Granülsüz Endoplazmik Retikulum
Endoplazmik retikulumun ribozom içermeyen kısmına verilen addır. Organelin bu kısmında yer alan enzimler lipit ve karbonhidrat sentezlerinde kullanılır. En yoğun görüldüğü yerler karaciğer hücreleridir. Karaciğer hücrelerinde glikoz fazlasının glikojen olarak depolamasında rol alır. Ayrıca steroit türünde hormon salgılayan hücrelerde bol miktarda vardır. Streoid yapısında, hormon sentezi, fosfolipit sentezi ve lipidlerin taşınmasında görev alır.

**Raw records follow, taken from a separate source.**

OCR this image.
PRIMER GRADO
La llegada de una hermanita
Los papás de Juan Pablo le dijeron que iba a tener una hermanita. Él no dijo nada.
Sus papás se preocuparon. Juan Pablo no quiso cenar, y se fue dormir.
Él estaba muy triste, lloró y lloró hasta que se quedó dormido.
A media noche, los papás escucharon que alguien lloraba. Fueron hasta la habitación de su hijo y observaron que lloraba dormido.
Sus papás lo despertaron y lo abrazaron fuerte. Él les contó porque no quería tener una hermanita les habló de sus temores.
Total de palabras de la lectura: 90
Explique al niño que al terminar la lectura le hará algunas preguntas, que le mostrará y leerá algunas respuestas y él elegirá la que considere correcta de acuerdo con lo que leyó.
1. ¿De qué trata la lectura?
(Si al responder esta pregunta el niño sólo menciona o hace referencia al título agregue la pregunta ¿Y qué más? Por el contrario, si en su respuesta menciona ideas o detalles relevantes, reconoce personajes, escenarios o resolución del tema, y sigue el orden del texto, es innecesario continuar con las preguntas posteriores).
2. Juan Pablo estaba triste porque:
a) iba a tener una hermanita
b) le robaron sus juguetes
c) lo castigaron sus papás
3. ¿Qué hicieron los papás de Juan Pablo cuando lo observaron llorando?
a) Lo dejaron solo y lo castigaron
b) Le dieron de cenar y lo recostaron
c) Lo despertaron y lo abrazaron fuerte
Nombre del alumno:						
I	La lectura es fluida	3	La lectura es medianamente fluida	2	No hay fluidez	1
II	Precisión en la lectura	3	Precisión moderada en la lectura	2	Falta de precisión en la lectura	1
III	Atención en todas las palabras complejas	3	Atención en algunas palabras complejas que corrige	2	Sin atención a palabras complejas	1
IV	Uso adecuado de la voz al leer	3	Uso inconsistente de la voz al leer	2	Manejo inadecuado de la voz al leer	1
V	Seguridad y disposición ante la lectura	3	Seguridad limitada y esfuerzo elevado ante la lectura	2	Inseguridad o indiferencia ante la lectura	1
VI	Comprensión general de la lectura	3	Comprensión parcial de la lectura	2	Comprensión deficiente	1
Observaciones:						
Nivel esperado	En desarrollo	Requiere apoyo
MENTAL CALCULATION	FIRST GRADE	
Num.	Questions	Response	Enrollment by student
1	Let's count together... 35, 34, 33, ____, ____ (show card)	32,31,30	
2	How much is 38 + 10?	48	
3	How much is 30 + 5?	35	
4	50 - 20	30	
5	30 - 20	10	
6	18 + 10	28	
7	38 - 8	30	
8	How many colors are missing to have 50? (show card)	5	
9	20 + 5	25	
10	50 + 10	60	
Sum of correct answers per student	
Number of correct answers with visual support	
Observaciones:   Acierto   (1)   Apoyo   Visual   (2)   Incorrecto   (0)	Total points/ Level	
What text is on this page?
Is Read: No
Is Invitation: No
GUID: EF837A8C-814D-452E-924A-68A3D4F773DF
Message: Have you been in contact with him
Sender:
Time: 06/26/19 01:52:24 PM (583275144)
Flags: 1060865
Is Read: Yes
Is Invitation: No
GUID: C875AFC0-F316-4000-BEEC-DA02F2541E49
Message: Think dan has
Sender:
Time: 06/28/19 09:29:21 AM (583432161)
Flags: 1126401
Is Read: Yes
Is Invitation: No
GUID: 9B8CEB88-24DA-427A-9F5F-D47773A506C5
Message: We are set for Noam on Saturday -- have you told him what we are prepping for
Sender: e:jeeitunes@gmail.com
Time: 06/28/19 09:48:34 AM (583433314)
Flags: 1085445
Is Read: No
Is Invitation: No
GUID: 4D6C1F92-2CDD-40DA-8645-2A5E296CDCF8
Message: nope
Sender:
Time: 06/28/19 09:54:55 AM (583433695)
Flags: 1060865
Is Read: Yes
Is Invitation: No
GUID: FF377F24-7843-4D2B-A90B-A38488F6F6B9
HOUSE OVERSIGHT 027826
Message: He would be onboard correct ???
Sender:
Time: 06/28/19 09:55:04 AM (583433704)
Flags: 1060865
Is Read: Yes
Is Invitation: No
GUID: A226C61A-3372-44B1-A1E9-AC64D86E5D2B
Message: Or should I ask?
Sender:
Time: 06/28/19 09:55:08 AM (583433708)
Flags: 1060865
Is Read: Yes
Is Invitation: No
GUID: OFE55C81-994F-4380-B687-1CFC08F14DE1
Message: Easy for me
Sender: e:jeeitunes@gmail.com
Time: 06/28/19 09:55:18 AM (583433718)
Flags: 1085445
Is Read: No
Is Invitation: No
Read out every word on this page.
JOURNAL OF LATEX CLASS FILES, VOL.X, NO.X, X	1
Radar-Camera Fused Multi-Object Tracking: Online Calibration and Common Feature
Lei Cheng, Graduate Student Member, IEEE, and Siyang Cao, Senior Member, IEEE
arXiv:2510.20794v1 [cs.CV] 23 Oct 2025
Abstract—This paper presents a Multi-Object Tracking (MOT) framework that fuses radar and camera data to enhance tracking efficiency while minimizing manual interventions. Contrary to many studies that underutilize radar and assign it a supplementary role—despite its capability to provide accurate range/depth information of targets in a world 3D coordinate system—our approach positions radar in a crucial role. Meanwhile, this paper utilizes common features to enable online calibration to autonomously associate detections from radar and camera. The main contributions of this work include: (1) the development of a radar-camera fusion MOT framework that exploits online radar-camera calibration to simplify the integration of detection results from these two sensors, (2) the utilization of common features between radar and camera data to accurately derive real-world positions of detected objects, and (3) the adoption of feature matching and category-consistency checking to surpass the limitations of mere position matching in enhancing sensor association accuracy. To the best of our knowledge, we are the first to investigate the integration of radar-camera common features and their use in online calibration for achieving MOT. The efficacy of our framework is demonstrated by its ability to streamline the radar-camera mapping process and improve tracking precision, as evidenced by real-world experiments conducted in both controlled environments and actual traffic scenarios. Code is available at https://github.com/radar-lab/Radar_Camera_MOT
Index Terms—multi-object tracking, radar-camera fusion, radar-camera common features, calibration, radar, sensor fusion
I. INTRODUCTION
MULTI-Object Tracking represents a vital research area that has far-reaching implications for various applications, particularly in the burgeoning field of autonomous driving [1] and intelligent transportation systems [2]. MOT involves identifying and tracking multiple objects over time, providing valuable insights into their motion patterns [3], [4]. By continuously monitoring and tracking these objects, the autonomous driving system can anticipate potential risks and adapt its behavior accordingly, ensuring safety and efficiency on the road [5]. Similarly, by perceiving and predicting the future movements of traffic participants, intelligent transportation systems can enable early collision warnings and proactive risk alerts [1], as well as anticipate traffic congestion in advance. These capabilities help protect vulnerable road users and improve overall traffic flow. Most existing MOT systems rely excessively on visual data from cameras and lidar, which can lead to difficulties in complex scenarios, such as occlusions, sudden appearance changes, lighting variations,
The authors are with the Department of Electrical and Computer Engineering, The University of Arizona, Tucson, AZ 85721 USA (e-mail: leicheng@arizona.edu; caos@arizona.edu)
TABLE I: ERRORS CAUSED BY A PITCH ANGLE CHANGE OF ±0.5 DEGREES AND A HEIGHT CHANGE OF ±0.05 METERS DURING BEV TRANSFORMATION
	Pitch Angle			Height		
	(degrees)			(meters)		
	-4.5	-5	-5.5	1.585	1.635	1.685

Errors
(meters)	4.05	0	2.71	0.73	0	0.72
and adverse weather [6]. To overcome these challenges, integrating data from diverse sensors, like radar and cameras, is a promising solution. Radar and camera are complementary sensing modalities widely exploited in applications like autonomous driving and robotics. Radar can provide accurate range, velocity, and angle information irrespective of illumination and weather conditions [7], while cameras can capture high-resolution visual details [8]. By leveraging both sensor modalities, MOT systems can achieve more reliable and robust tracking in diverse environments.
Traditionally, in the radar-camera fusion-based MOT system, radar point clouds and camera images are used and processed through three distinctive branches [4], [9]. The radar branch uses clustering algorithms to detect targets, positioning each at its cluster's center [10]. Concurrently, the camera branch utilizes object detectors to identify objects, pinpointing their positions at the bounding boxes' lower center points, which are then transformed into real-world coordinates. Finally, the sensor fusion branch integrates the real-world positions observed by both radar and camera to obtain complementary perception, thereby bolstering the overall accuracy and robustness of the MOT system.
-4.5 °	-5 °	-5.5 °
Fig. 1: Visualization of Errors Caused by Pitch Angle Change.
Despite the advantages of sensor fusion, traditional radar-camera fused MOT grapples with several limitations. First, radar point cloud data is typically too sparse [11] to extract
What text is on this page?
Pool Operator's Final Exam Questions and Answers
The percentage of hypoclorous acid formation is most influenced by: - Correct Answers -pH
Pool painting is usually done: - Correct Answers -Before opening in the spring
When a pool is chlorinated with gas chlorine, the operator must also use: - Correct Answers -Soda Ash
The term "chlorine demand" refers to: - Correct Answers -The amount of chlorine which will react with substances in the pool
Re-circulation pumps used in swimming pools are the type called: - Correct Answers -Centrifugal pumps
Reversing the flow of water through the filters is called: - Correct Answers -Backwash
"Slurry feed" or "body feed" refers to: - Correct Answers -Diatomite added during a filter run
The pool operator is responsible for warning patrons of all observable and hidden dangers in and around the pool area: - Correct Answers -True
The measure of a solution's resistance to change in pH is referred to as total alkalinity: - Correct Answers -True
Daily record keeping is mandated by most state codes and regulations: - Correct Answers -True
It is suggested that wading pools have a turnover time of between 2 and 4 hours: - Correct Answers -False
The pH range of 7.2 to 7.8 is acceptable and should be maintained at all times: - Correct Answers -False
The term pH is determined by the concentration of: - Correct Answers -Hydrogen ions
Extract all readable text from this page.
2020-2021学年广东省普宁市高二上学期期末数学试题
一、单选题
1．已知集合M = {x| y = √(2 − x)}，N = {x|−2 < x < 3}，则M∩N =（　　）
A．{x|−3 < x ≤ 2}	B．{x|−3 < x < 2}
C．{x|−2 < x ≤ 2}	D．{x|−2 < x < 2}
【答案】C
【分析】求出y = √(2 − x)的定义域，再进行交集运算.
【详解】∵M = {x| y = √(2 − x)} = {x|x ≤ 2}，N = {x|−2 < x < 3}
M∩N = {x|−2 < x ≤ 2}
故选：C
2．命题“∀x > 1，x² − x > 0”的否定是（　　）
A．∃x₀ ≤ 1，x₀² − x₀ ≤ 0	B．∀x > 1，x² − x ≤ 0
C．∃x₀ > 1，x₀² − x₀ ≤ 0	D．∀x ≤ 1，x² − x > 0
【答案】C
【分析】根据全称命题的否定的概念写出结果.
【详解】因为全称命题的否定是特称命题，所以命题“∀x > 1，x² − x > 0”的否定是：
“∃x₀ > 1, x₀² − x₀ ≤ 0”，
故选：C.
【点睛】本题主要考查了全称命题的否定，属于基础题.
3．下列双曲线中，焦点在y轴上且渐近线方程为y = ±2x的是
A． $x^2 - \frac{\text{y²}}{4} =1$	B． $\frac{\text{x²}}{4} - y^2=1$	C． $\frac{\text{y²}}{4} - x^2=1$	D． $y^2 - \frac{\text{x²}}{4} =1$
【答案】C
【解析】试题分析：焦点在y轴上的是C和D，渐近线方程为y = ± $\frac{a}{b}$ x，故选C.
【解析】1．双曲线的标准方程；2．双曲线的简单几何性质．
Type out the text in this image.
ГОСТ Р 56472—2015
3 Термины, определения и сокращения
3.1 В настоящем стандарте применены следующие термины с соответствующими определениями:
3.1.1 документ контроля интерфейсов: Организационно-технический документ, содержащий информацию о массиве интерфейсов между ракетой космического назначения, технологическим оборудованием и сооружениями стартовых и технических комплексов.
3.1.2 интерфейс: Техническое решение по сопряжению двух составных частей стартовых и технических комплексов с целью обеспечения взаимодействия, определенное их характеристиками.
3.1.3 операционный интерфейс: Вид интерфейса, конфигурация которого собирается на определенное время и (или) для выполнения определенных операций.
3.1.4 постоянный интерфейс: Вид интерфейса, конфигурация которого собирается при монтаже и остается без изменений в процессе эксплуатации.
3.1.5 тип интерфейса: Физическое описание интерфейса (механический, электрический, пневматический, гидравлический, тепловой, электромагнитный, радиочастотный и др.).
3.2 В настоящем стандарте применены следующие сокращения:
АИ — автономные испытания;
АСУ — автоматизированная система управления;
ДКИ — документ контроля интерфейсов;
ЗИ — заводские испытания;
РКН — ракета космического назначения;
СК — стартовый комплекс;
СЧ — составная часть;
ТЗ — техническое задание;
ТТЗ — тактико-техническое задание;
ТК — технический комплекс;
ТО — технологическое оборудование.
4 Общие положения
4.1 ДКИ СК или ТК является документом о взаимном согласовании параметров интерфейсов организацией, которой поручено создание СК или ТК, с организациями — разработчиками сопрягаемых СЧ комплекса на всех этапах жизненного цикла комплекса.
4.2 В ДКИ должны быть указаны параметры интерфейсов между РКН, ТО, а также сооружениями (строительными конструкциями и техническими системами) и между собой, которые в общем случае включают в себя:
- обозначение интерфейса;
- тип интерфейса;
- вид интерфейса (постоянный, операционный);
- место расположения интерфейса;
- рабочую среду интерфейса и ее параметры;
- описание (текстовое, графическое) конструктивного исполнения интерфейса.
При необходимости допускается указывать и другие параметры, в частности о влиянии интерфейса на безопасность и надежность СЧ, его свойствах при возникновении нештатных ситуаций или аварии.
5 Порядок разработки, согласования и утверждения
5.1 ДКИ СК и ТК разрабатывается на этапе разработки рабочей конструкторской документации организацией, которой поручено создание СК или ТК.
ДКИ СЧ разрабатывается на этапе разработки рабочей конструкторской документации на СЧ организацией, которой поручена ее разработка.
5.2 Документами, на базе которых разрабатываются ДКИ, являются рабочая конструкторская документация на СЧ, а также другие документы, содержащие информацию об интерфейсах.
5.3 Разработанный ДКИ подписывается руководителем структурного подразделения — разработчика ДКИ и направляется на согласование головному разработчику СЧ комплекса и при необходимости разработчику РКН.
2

Kasların kasılmasında ve gevşemesinde granülsüz endoplazmik retikulum (Sarkoplazmik Retikulum) oldukça etkili göreve sahiptir.
Sarkoplazmik Retikulum
Sarkoplazmik retikulum aslında granülsüz bir enplazmik retikulumdur. Düz ve çigili kaslarda bulunur çünkü kasların kasılması için ihtiyaç duyulan kalsiyum(Ca2+) burada depolanır. Kas sinirler tarafından uyarıldığında kalsiyum, sarkoplazmik retikulum tarafından salınır ve bölgede bulunan kasın kasılmasına neden olur.